Selon le taulier du PCF, les faits sont têtus : « Quand le Medef dit que la fiscalité d’entreprise augmente, c’est faux. Les rendements de l’impôt sur les sociétés sont en baisse cette année et l’impôt sur les sociétés rapporte aujourd’hui six fois moins que la TVA : ce sont la majorité des Français qui payent les impôts et pas les entreprises ». Et de dénoncer « un état de sous-imposition du capital en France ». Il pourra en parler à Pierre Gattaz en personne le 11 décembre prochain, puisque celui-ci a accepté sa proposition de débat dans un tweet :
.@plaurent_pcf ok pour un débat d’idées avec vous. Je propose de le faire dans le journal @humanite_fr cc @CNPCF @medef
— Pierre Gattaz (@PierreGattaz) 20 Novembre 2014
Le contenu des échanges entre les deux Pierre sera publié dans L’Humanité le 12 décembre.
« On vit une drôle d’époque »
C’est désormais Argent, trop cher, de Téléphone, que crachent les enceintes et le cortège se met en branle en direction de l’ambassade du Luxembourg. Le discours du PCF est d’autant plus audible en cette soirée particulièrement fraîche qu’Emmanuel Macron a admis le jour-même sur Radio Classique qu’un faible nombre d’accords de branche avait été signé dans le cadre du Pacte de responsabilité. « Dans ‘pacte de responsabilité’, il y a ‘responsabilité’. […] Très peu d’accords de branche ont été signés. C’est un échec et c’est aussi le sien », a déclaré le ministre de l’Economie en visant Pierre Gattaz, le président du Medef engagé dans une course à la surenchère avec l’exécutif.

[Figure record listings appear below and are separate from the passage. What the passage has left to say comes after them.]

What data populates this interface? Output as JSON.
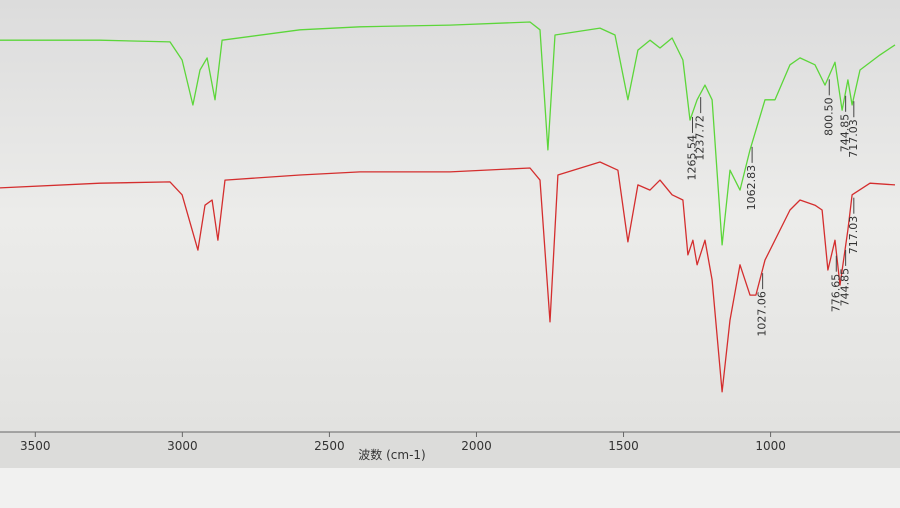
{
  "chart_data": {
    "type": "line",
    "x_label": "波数 (cm-1)",
    "xlim": [
      3620,
      560
    ],
    "xticks": [
      3500,
      3000,
      2500,
      2000,
      1500,
      1000
    ],
    "ylim": [
      0,
      100
    ],
    "series": [
      {
        "color": "#5cd63a",
        "x": [
          3620,
          3280,
          3042,
          3001,
          2964,
          2940,
          2916,
          2889,
          2865,
          2600,
          2396,
          2090,
          1818,
          1784,
          1757,
          1733,
          1580,
          1529,
          1485,
          1451,
          1410,
          1376,
          1335,
          1298,
          1274,
          1250,
          1223,
          1199,
          1165,
          1138,
          1104,
          1070,
          1019,
          985,
          934,
          900,
          849,
          815,
          781,
          757,
          737,
          723,
          696,
          628,
          577
        ],
        "values": [
          90.7,
          90.7,
          90.3,
          86.1,
          75.7,
          83.8,
          86.6,
          76.9,
          90.7,
          93.1,
          93.8,
          94.2,
          94.9,
          93.1,
          65.3,
          91.9,
          93.5,
          91.9,
          76.9,
          88.4,
          90.7,
          88.9,
          91.2,
          86.1,
          72.2,
          76.9,
          80.3,
          76.9,
          43.3,
          60.6,
          56.0,
          65.3,
          76.9,
          76.9,
          85.0,
          86.6,
          85.0,
          80.3,
          85.6,
          74.5,
          81.5,
          75.7,
          83.8,
          87.3,
          89.6
        ],
        "peaks": [
          {
            "value": 1265.54,
            "label": "1265.54"
          },
          {
            "value": 1237.72,
            "label": "1237.72"
          },
          {
            "value": 1062.83,
            "label": "1062.83"
          },
          {
            "value": 800.5,
            "label": "800.50"
          },
          {
            "value": 744.85,
            "label": "744.85"
          },
          {
            "value": 717.03,
            "label": "717.03"
          }
        ]
      },
      {
        "color": "#d42e2e",
        "x": [
          3620,
          3280,
          3042,
          3001,
          2947,
          2923,
          2899,
          2879,
          2855,
          2600,
          2396,
          2090,
          1818,
          1784,
          1750,
          1723,
          1580,
          1519,
          1485,
          1451,
          1410,
          1376,
          1335,
          1298,
          1281,
          1264,
          1250,
          1223,
          1199,
          1165,
          1138,
          1104,
          1070,
          1050,
          1019,
          934,
          900,
          849,
          825,
          805,
          781,
          764,
          737,
          723,
          662,
          577
        ],
        "values": [
          56.5,
          57.6,
          57.9,
          54.9,
          42.1,
          52.5,
          53.7,
          44.4,
          58.3,
          59.5,
          60.2,
          60.2,
          61.1,
          58.3,
          25.5,
          59.5,
          62.5,
          60.6,
          44.0,
          57.2,
          56.0,
          58.3,
          54.9,
          53.7,
          41.0,
          44.4,
          38.7,
          44.4,
          35.2,
          9.3,
          25.9,
          38.7,
          31.7,
          31.7,
          39.8,
          51.4,
          53.7,
          52.5,
          51.4,
          37.5,
          44.4,
          34.0,
          46.8,
          54.9,
          57.6,
          57.2
        ],
        "peaks": [
          {
            "value": 1027.06,
            "label": "1027.06"
          },
          {
            "value": 776.65,
            "label": "776.65"
          },
          {
            "value": 744.85,
            "label": "744.85"
          },
          {
            "value": 717.03,
            "label": "717.03"
          }
        ]
      }
    ]
  }
}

« Il ne suffit pas de reconnaître une erreur du pacte de responsabilité, il faut remettre en cause la logique qui a présidé à ce pacte et, à l’inverse de la politique gouvernementale qui encourage la surenchère du Medef, il faut protéger le travail et l’emploi », rétorque Pierre Laurent.
Le cortège arrive devant l’ambassade du Luxembourg. Personne ne peut la louper : à son entrée des militants ont déployé une banderole « Ici paradis fiscal ». Devant le noble bâtiment réservé à la diplomatie, elle fait son effet.
« On vit une drôle d’époque, commente Clara Cosquer, militante dans le 10e arrondissement : les patrons manifestent, les travailleurs ne se mettent pas en grève, un type de droite est à la tête d’un gouvernement de gauche, alors qu’on est censé avoir élu un socialiste… C’est une époque très étrange ». Avec ces slogans détournés et ces déguisements rudimentaires, le PCF a cherché à interpeller par l’absurde, interrogeant par l’occasion cette ère du temps indéchiffrable, marquée par la perte de repères politiques.